Ian Lancaster Fleming (Londres, 28 de maio de 1908 – Cantuária, 12 de agosto de 1964) foi um militar, escritor e jornalista britânico mais conhecido por escrever vários romances de espionagem protagonizados por sua criação, o agente secreto James Bond. Ian Fleming nasceu em uma família rica de ascendência escocesa. O pai foi membro do Parlamento britânico de 1910 até sua morte, em 1917, na Frente Ocidental, na Primeira Guerra Mundial. Fleming estudou em EtonSandhurst e, por tempo, nas universidades de Munique e Genebra. Realizou diversos trabalhos, até virar jornalista.

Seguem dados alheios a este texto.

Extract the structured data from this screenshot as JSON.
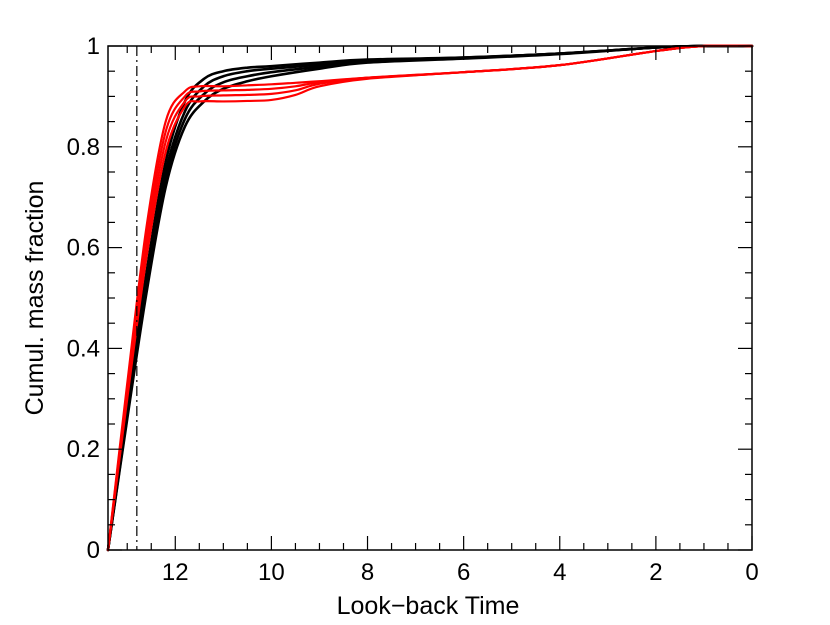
{
  "chart_data": {
    "type": "line",
    "title": "",
    "xlabel": "Look−back Time",
    "ylabel": "Cumul. mass fraction",
    "xlim": [
      13.4,
      0
    ],
    "ylim": [
      0,
      1
    ],
    "x_reversed": true,
    "x_ticks": [
      12,
      10,
      8,
      6,
      4,
      2,
      0
    ],
    "x_tick_labels": [
      "12",
      "10",
      "8",
      "6",
      "4",
      "2",
      "0"
    ],
    "y_ticks": [
      0,
      0.2,
      0.4,
      0.6,
      0.8,
      1
    ],
    "y_tick_labels": [
      "0",
      "0.2",
      "0.4",
      "0.6",
      "0.8",
      "1"
    ],
    "grid": false,
    "legend": "none",
    "colors": {
      "black_series": "#000000",
      "red_series": "#ff0000"
    },
    "reference_line": {
      "x": 12.8,
      "style": "dash-dot"
    },
    "series": [
      {
        "color": "#000000",
        "x": [
          13.4,
          13.0,
          12.6,
          12.2,
          11.8,
          11.4,
          11.0,
          10.5,
          10.0,
          9.0,
          8.0,
          6.0,
          4.0,
          2.0,
          1.0,
          0.0
        ],
        "y": [
          0.0,
          0.28,
          0.55,
          0.77,
          0.89,
          0.935,
          0.95,
          0.957,
          0.96,
          0.967,
          0.973,
          0.977,
          0.985,
          0.997,
          1.0,
          1.0
        ]
      },
      {
        "color": "#000000",
        "x": [
          13.4,
          13.0,
          12.6,
          12.2,
          11.8,
          11.4,
          11.0,
          10.5,
          10.0,
          9.0,
          8.0,
          6.0,
          4.0,
          2.0,
          1.0,
          0.0
        ],
        "y": [
          0.0,
          0.27,
          0.53,
          0.75,
          0.87,
          0.92,
          0.94,
          0.95,
          0.955,
          0.963,
          0.971,
          0.977,
          0.985,
          0.997,
          1.0,
          1.0
        ]
      },
      {
        "color": "#000000",
        "x": [
          13.4,
          13.0,
          12.6,
          12.2,
          11.8,
          11.4,
          11.0,
          10.5,
          10.0,
          9.0,
          8.0,
          6.0,
          4.0,
          2.0,
          1.0,
          0.0
        ],
        "y": [
          0.0,
          0.265,
          0.52,
          0.735,
          0.855,
          0.905,
          0.928,
          0.94,
          0.948,
          0.959,
          0.969,
          0.976,
          0.985,
          0.997,
          1.0,
          1.0
        ]
      },
      {
        "color": "#000000",
        "x": [
          13.4,
          13.0,
          12.6,
          12.2,
          11.8,
          11.4,
          11.0,
          10.5,
          10.0,
          9.0,
          8.0,
          6.0,
          4.0,
          2.0,
          1.0,
          0.0
        ],
        "y": [
          0.0,
          0.26,
          0.51,
          0.72,
          0.84,
          0.89,
          0.915,
          0.93,
          0.94,
          0.955,
          0.967,
          0.975,
          0.984,
          0.997,
          1.0,
          1.0
        ]
      },
      {
        "color": "#ff0000",
        "x": [
          13.4,
          13.0,
          12.6,
          12.2,
          11.8,
          11.5,
          11.0,
          10.5,
          10.0,
          9.5,
          9.0,
          8.0,
          6.0,
          4.0,
          2.0,
          1.0,
          0.0
        ],
        "y": [
          0.0,
          0.33,
          0.64,
          0.85,
          0.91,
          0.92,
          0.92,
          0.922,
          0.924,
          0.927,
          0.93,
          0.937,
          0.948,
          0.962,
          0.99,
          1.0,
          1.0
        ]
      },
      {
        "color": "#ff0000",
        "x": [
          13.4,
          13.0,
          12.6,
          12.2,
          11.8,
          11.5,
          11.0,
          10.5,
          10.0,
          9.5,
          9.0,
          8.0,
          6.0,
          4.0,
          2.0,
          1.0,
          0.0
        ],
        "y": [
          0.0,
          0.32,
          0.62,
          0.83,
          0.9,
          0.91,
          0.912,
          0.913,
          0.915,
          0.92,
          0.928,
          0.937,
          0.948,
          0.962,
          0.99,
          1.0,
          1.0
        ]
      },
      {
        "color": "#ff0000",
        "x": [
          13.4,
          13.0,
          12.6,
          12.2,
          11.8,
          11.5,
          11.0,
          10.5,
          10.0,
          9.5,
          9.0,
          8.0,
          6.0,
          4.0,
          2.0,
          1.0,
          0.0
        ],
        "y": [
          0.0,
          0.31,
          0.6,
          0.81,
          0.89,
          0.9,
          0.902,
          0.903,
          0.905,
          0.912,
          0.925,
          0.937,
          0.948,
          0.962,
          0.99,
          1.0,
          1.0
        ]
      },
      {
        "color": "#ff0000",
        "x": [
          13.4,
          13.0,
          12.6,
          12.2,
          11.8,
          11.5,
          11.0,
          10.5,
          10.0,
          9.5,
          9.0,
          8.0,
          6.0,
          4.0,
          2.0,
          1.0,
          0.0
        ],
        "y": [
          0.0,
          0.3,
          0.58,
          0.79,
          0.88,
          0.89,
          0.89,
          0.891,
          0.893,
          0.903,
          0.92,
          0.935,
          0.948,
          0.962,
          0.99,
          1.0,
          1.0
        ]
      }
    ]
  }
}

Ainda por conta National Geografic: Fleming foi recrutado pelo almirante John Henry Godfrey para trabalhar na Divisão de Inteligência Naval durante a Segunda Guerra Mundial. Participou do planejamento da (não realizada) Operação Goldeneye e do planejamento e supervisão de duas unidades de inteligência, a 30 Assault Unit e a T-Force. Seu nome de código: 17 F. Quem espionou: Rússia e Espanha.

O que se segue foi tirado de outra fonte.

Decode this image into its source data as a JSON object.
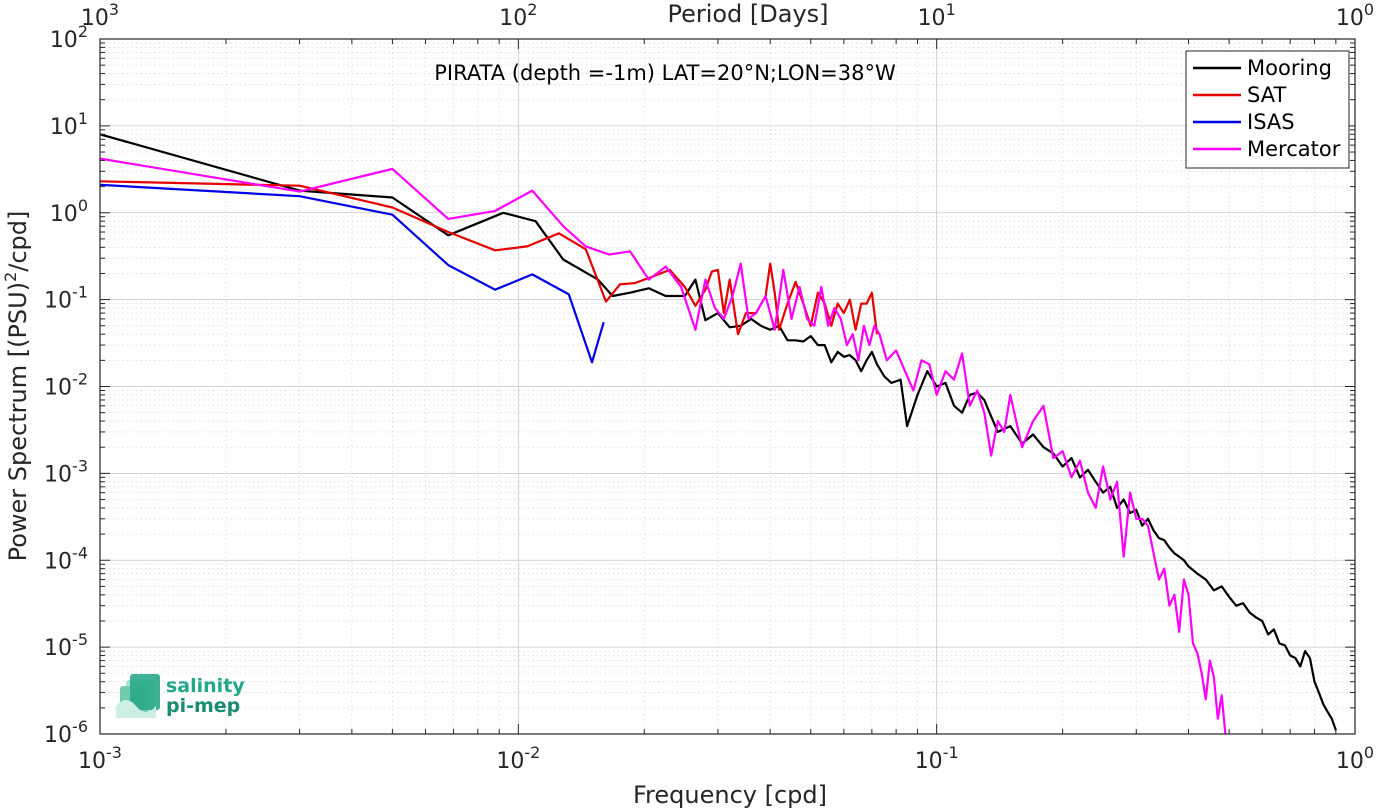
{
  "chart_data": {
    "type": "line",
    "title": "PIRATA (depth =-1m) LAT=20°N;LON=38°W",
    "xlabel": "Frequency [cpd]",
    "ylabel_main": "Power Spectrum [(PSU)",
    "ylabel_sup": "2",
    "ylabel_tail": "/cpd]",
    "top_xlabel": "Period [Days]",
    "xscale": "log",
    "yscale": "log",
    "xlim": [
      0.001,
      1
    ],
    "ylim": [
      1e-06,
      100
    ],
    "grid": true,
    "legend_position": "top-right",
    "x_ticks": [
      {
        "value": 0.001,
        "base": "10",
        "exp": "-3"
      },
      {
        "value": 0.01,
        "base": "10",
        "exp": "-2"
      },
      {
        "value": 0.1,
        "base": "10",
        "exp": "-1"
      },
      {
        "value": 1,
        "base": "10",
        "exp": "0"
      }
    ],
    "top_ticks": [
      {
        "value": 0.001,
        "base": "10",
        "exp": "3"
      },
      {
        "value": 0.01,
        "base": "10",
        "exp": "2"
      },
      {
        "value": 0.1,
        "base": "10",
        "exp": "1"
      },
      {
        "value": 1,
        "base": "10",
        "exp": "0"
      }
    ],
    "y_ticks": [
      {
        "value": 100,
        "base": "10",
        "exp": "2"
      },
      {
        "value": 10,
        "base": "10",
        "exp": "1"
      },
      {
        "value": 1,
        "base": "10",
        "exp": "0"
      },
      {
        "value": 0.1,
        "base": "10",
        "exp": "-1"
      },
      {
        "value": 0.01,
        "base": "10",
        "exp": "-2"
      },
      {
        "value": 0.001,
        "base": "10",
        "exp": "-3"
      },
      {
        "value": 0.0001,
        "base": "10",
        "exp": "-4"
      },
      {
        "value": 1e-05,
        "base": "10",
        "exp": "-5"
      },
      {
        "value": 1e-06,
        "base": "10",
        "exp": "-6"
      }
    ],
    "series": [
      {
        "name": "Mooring",
        "color": "#000000",
        "x": [
          0.001,
          0.003,
          0.005,
          0.0068,
          0.0092,
          0.011,
          0.0128,
          0.0155,
          0.0168,
          0.0185,
          0.0205,
          0.0225,
          0.025,
          0.0265,
          0.028,
          0.03,
          0.032,
          0.034,
          0.036,
          0.038,
          0.04,
          0.042,
          0.044,
          0.046,
          0.048,
          0.05,
          0.052,
          0.054,
          0.056,
          0.058,
          0.06,
          0.062,
          0.064,
          0.066,
          0.068,
          0.07,
          0.072,
          0.075,
          0.078,
          0.082,
          0.085,
          0.09,
          0.095,
          0.1,
          0.105,
          0.11,
          0.115,
          0.12,
          0.125,
          0.13,
          0.135,
          0.14,
          0.15,
          0.16,
          0.17,
          0.18,
          0.19,
          0.2,
          0.21,
          0.22,
          0.23,
          0.24,
          0.25,
          0.26,
          0.27,
          0.28,
          0.29,
          0.3,
          0.31,
          0.32,
          0.33,
          0.34,
          0.35,
          0.36,
          0.37,
          0.38,
          0.39,
          0.4,
          0.42,
          0.44,
          0.46,
          0.48,
          0.5,
          0.52,
          0.54,
          0.56,
          0.58,
          0.6,
          0.62,
          0.64,
          0.66,
          0.68,
          0.7,
          0.72,
          0.74,
          0.76,
          0.78,
          0.8,
          0.82,
          0.84,
          0.86,
          0.88,
          0.9
        ],
        "y": [
          8,
          1.8,
          1.5,
          0.55,
          1.0,
          0.8,
          0.29,
          0.17,
          0.11,
          0.12,
          0.135,
          0.11,
          0.11,
          0.17,
          0.058,
          0.07,
          0.048,
          0.05,
          0.06,
          0.05,
          0.045,
          0.05,
          0.034,
          0.034,
          0.033,
          0.038,
          0.03,
          0.03,
          0.019,
          0.025,
          0.022,
          0.023,
          0.02,
          0.015,
          0.02,
          0.025,
          0.018,
          0.013,
          0.011,
          0.012,
          0.0035,
          0.008,
          0.015,
          0.01,
          0.011,
          0.006,
          0.005,
          0.008,
          0.0085,
          0.007,
          0.0045,
          0.003,
          0.0035,
          0.0022,
          0.0028,
          0.002,
          0.0017,
          0.0012,
          0.0015,
          0.0009,
          0.0011,
          0.0008,
          0.0006,
          0.0007,
          0.0004,
          0.0005,
          0.00035,
          0.00038,
          0.00025,
          0.0003,
          0.00022,
          0.00018,
          0.00017,
          0.00014,
          0.00012,
          0.00011,
          0.0001,
          8.5e-05,
          7e-05,
          6e-05,
          4.5e-05,
          5e-05,
          3.8e-05,
          3e-05,
          3.2e-05,
          2.5e-05,
          2.2e-05,
          2e-05,
          1.4e-05,
          1.6e-05,
          1.1e-05,
          1.05e-05,
          8e-06,
          7.5e-06,
          6e-06,
          9e-06,
          7.5e-06,
          4e-06,
          3e-06,
          2.2e-06,
          1.8e-06,
          1.5e-06,
          1.1e-06
        ]
      },
      {
        "name": "SAT",
        "color": "#e60000",
        "x": [
          0.001,
          0.003,
          0.005,
          0.0068,
          0.0088,
          0.0105,
          0.0125,
          0.0145,
          0.0162,
          0.0175,
          0.019,
          0.021,
          0.023,
          0.025,
          0.0265,
          0.028,
          0.029,
          0.03,
          0.031,
          0.032,
          0.0335,
          0.035,
          0.037,
          0.039,
          0.04,
          0.041,
          0.042,
          0.044,
          0.046,
          0.048,
          0.05,
          0.052,
          0.054,
          0.056,
          0.058,
          0.06,
          0.062,
          0.064,
          0.066,
          0.068,
          0.07,
          0.072
        ],
        "y": [
          2.3,
          2.05,
          1.15,
          0.6,
          0.37,
          0.41,
          0.58,
          0.38,
          0.095,
          0.15,
          0.155,
          0.185,
          0.22,
          0.14,
          0.085,
          0.13,
          0.21,
          0.22,
          0.07,
          0.17,
          0.04,
          0.07,
          0.07,
          0.11,
          0.26,
          0.12,
          0.045,
          0.09,
          0.16,
          0.09,
          0.05,
          0.12,
          0.09,
          0.05,
          0.09,
          0.07,
          0.1,
          0.045,
          0.09,
          0.09,
          0.12,
          0.04
        ]
      },
      {
        "name": "ISAS",
        "color": "#0000e6",
        "x": [
          0.001,
          0.003,
          0.005,
          0.0068,
          0.0088,
          0.0108,
          0.0132,
          0.015,
          0.016
        ],
        "y": [
          2.1,
          1.55,
          0.95,
          0.25,
          0.13,
          0.195,
          0.115,
          0.019,
          0.055
        ]
      },
      {
        "name": "Mercator",
        "color": "#ff00ff",
        "x": [
          0.001,
          0.003,
          0.005,
          0.0068,
          0.0088,
          0.0108,
          0.0128,
          0.0145,
          0.0165,
          0.0185,
          0.0205,
          0.0225,
          0.0245,
          0.0265,
          0.028,
          0.0295,
          0.031,
          0.0325,
          0.034,
          0.0355,
          0.037,
          0.039,
          0.041,
          0.043,
          0.045,
          0.047,
          0.049,
          0.051,
          0.053,
          0.055,
          0.057,
          0.059,
          0.061,
          0.063,
          0.065,
          0.067,
          0.069,
          0.071,
          0.073,
          0.076,
          0.08,
          0.084,
          0.088,
          0.092,
          0.096,
          0.1,
          0.105,
          0.11,
          0.115,
          0.12,
          0.125,
          0.13,
          0.135,
          0.14,
          0.145,
          0.15,
          0.16,
          0.17,
          0.18,
          0.19,
          0.2,
          0.21,
          0.22,
          0.23,
          0.24,
          0.25,
          0.26,
          0.27,
          0.28,
          0.29,
          0.3,
          0.31,
          0.32,
          0.33,
          0.34,
          0.35,
          0.36,
          0.37,
          0.38,
          0.39,
          0.4,
          0.41,
          0.42,
          0.43,
          0.44,
          0.45,
          0.46,
          0.47,
          0.48,
          0.49
        ],
        "y": [
          4.2,
          1.75,
          3.2,
          0.85,
          1.05,
          1.8,
          0.7,
          0.41,
          0.33,
          0.36,
          0.17,
          0.24,
          0.14,
          0.045,
          0.17,
          0.08,
          0.06,
          0.11,
          0.26,
          0.06,
          0.07,
          0.11,
          0.045,
          0.22,
          0.06,
          0.14,
          0.06,
          0.05,
          0.14,
          0.05,
          0.08,
          0.06,
          0.03,
          0.04,
          0.02,
          0.05,
          0.03,
          0.05,
          0.04,
          0.02,
          0.026,
          0.015,
          0.009,
          0.02,
          0.018,
          0.008,
          0.015,
          0.012,
          0.024,
          0.006,
          0.009,
          0.005,
          0.0016,
          0.004,
          0.003,
          0.008,
          0.002,
          0.004,
          0.006,
          0.0015,
          0.0018,
          0.0009,
          0.0014,
          0.0006,
          0.0004,
          0.0012,
          0.0005,
          0.0008,
          0.00011,
          0.0006,
          0.0003,
          0.0003,
          0.00025,
          0.00012,
          6e-05,
          8e-05,
          3e-05,
          4e-05,
          1.5e-05,
          6e-05,
          4e-05,
          1.1e-05,
          8.5e-06,
          5e-06,
          2.5e-06,
          7e-06,
          4.5e-06,
          1.5e-06,
          2.8e-06,
          1e-06
        ]
      }
    ]
  },
  "logo": {
    "line1": "salinity",
    "line2": "pi-mep"
  }
}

Seu serviço em tempos de guerra e a posterior atuação como jornalista proporcionaram grande parte do pano de fundo, detalhes, inspiração e profundidade para as aventuras de James Bond. Cassino Royale, o primeiro romance de Bond, foi publicado em 1952. Diante do sucesso, vieram mais 11 romances e duas coleções de contos, publicados entre 1953 e 1966, os dois últimos postumamente. Seus livros centravam-se em James Bond, um agente do Serviço Secreto Britânico conhecido por seu codinome 007. Seus livros estão entre os mais vendidos de ficção de todos os tempos, com mais cem milhões de cópias vendidas mundialmente, colocando-o como um dos autores mais renomados de seu tempo.

Bond, James Bond…

Como nasceu o herói: James Bond existiu mesmo. Era um ornitólogo norte-americano que estudava pássaros do Caribe e autor do guia de campo Birds of the West Indies. O próprio Fleming gostava de observar aves e tinha uma cópia do livro de Bond. Para ele, “este nome breve, pouco romântico, anglo-saxão e mesmo assim bem masculino era exatamente o que eu precisava”. Ainda da revista, outra confissão de Fleming:  “Quando escrevi o primeiro em 1953, eu queria que Bond fosse um homem extremamente maçante e desinteressante com quem coisas acontecem; eu queria que ele fosse um instrumento cego… quando eu estava caçando por ai por um nome para meu protagonista eu pensei, “Por Deus, (James Bond) é o nome mais maçante que eu já ouvi”.

Fleming também escreveu a história infanto-juvenil Chitty Chitty Bang Bang, que foi adaptada para o cinema e exibido no Brasil com o título O Calhambeque Mágico.  Quem bancou o filme foi Albert Broccoli, que ajudou a produzir a maioria dos filmes de James Bond. A MGM e a United Artists, coprodutoras dos filmes do 007, também ajudaram a produzir o calhambeque mágico. O nome refere-se a um tipo de carro de corrida antigo, chamado Chitty Bang Bang.

The end

Fleming bebia e fumava bastante, até sofrer um enfarte do miocárdio em 1964, aos 56 anos. Por conta do sucesso de Bond, outros autores produziram histórias do agente secreto “a serviço de Sua Majestade”.